Various factors contribute to this hypothesis.  Ideally skeletal remains would tell the story of disease and its effect; however, when analyzing for disease, the information derived from the actual bones is slim.  Yet alternative evidence does provide a strong case for the possibility of disease playing a role in the decline of the Neandertals.  I will examine the variety and lethality of possible diseases, diseases that cross the species barrier, the devastating impact of disease on New World inhabitants when Europeans invaded as a comparative case, the available pathological skeletal evidence, and the varied adaptations against disease.  This evidence will provide a supplemental hypothesis to what is already understood concerning the Neandertal's collapse.

A brief introduction to Neandertals

Although the human evolutionary tree is periodically revised, paleoanthropologists now know that Neandertal ancestors were from one of the first waves of hominids that came out of Africa about 1.8 to 2 million years ago.  This early hominid, classified as Homo ergaster, would eventually evolve into H. neanderthalensis in parts of Europe and the Middle East, H. erectus in Eurasia, and eventually H. sapiens in Africa.

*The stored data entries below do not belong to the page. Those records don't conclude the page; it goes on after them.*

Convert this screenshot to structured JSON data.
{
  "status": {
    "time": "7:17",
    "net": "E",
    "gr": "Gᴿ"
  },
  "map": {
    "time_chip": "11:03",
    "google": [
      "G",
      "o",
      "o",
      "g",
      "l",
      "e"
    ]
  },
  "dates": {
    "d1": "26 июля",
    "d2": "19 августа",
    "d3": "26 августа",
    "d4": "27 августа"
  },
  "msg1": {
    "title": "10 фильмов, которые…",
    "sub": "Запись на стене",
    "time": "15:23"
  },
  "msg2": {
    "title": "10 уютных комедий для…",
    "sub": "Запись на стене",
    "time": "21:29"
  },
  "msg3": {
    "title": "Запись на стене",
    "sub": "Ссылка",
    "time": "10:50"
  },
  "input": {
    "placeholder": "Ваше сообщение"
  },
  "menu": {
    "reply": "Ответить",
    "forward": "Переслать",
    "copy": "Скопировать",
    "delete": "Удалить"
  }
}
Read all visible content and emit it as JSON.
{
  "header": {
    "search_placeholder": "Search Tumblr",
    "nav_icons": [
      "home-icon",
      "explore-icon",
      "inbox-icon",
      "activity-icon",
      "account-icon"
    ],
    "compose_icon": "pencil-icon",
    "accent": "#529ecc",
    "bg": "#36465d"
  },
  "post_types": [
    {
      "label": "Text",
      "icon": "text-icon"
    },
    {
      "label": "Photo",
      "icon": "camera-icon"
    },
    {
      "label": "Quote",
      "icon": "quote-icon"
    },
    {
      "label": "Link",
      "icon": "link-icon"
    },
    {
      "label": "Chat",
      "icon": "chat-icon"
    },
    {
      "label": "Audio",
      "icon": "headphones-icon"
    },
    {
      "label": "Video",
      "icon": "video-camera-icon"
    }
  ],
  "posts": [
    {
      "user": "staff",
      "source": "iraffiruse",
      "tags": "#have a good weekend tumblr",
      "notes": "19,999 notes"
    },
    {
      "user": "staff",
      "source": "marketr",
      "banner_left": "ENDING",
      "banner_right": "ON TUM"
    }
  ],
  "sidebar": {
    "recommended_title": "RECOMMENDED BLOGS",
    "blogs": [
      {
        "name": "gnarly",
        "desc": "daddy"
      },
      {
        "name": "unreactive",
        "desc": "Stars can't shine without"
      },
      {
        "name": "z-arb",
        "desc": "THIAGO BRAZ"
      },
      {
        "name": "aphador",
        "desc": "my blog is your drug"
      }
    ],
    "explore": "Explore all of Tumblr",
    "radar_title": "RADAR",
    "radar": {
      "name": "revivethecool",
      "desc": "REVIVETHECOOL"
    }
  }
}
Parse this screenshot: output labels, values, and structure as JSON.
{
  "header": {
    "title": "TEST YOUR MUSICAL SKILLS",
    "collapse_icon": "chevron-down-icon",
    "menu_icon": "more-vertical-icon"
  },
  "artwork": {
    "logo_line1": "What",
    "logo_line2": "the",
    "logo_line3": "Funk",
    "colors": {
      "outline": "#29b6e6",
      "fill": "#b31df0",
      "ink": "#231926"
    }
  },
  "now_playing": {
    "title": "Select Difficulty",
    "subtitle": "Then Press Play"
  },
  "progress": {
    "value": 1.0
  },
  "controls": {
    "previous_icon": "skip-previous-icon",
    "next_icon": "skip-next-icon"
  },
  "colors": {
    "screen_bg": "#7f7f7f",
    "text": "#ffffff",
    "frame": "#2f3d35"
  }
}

It is believed that Neandertals were indigenous to Europe (Klein 1999: 394).  Fossil evidence suggests Europe was inhabited roughly 600,000 years ago.  This coincides with the proposed split between Neandertals and modern humans suggested by mtDNA evidence (Klein 1999: 393).  However, mtDNA analysis has yet to be proven completely accurate and new discoveries might contradict its evidence.  Nonetheless, a multitude of archaeological evidence, coming from well-studied sites, supports the idea that Neandertals were occupying parts of Europe at least half a million years ago with (Klein 1999: 393).  This indicates that the Neandertals had a long history in Europe and ultimately parts of the Middle East and western Asia.

In addition to confirming the Neandertal's occupation of Europe and parts of the east, skeletal morphology also supports a long period of residence in those areas.  Adaptations for that particular environment, specifically to climates of continuing glaciation, include robusticity and shorter stature that, according to Bergmann and Allen's rules, better conserve heat (Klein 1999: 389).  The Neandertal's short limbs and larger torso are indicative of adaptations for cold climates (Klein 1999: 389).  Moreover, the Neandertals had a large nasal aperture that may have allowed for the cold air to be warmed prior to entering the body in order to conserve heat (Klein 1999: 392).

What the aforementioned evidence implies is that the Neandertals had been thriving in their homeland for a long period of time – so long that they had actually evolved adaptations to better live in their environment.  With such a strong hold in their native land, how was it that within just several thousand years the Neandertals disappeared?  It is known that their disappearance corresponds with the migration of modern humans into the area (Klein 1999: 374).  It has also been determined through the fossil record that these populations may have lived in close proximity to each other, in some areas, for close to 7000 years (Klein 1999: 374).  So, what actually happened to the Neandertals?  This is a question that is still hotly debated today and opposing sides each have built up strong evidence in support of their claim.  Some paleoanthropologists believe that the Neandertals were forced out by the incoming moderns who were more technologically advanced and that they died out due to their inferiority (Wong 2000: 107).  Alternatively, some suggest that the Neandertals, once forced out of their own territory, were unable to reestablish themselves elsewhere and hence became extinct.  Others claim that warfare ensued with the anatomically modern humans being the victors.  Additional allegations imply that moderns and Neandertals cohabitated for several millennia and ultimately interbred.  In fact the skeletal finds at Lagar Velho 1 researched by Erik Trinkaus may indicate a combination of Neandertal and modern human characteristics truly supporting the occurrence of inbreeding (Trinkaus and Duarte (2000) 102-103).  This would argue that the Neandertals as an entity became extinct yet their genes remain among us today (Wong 2000: 99-107; Smith 2000: 105).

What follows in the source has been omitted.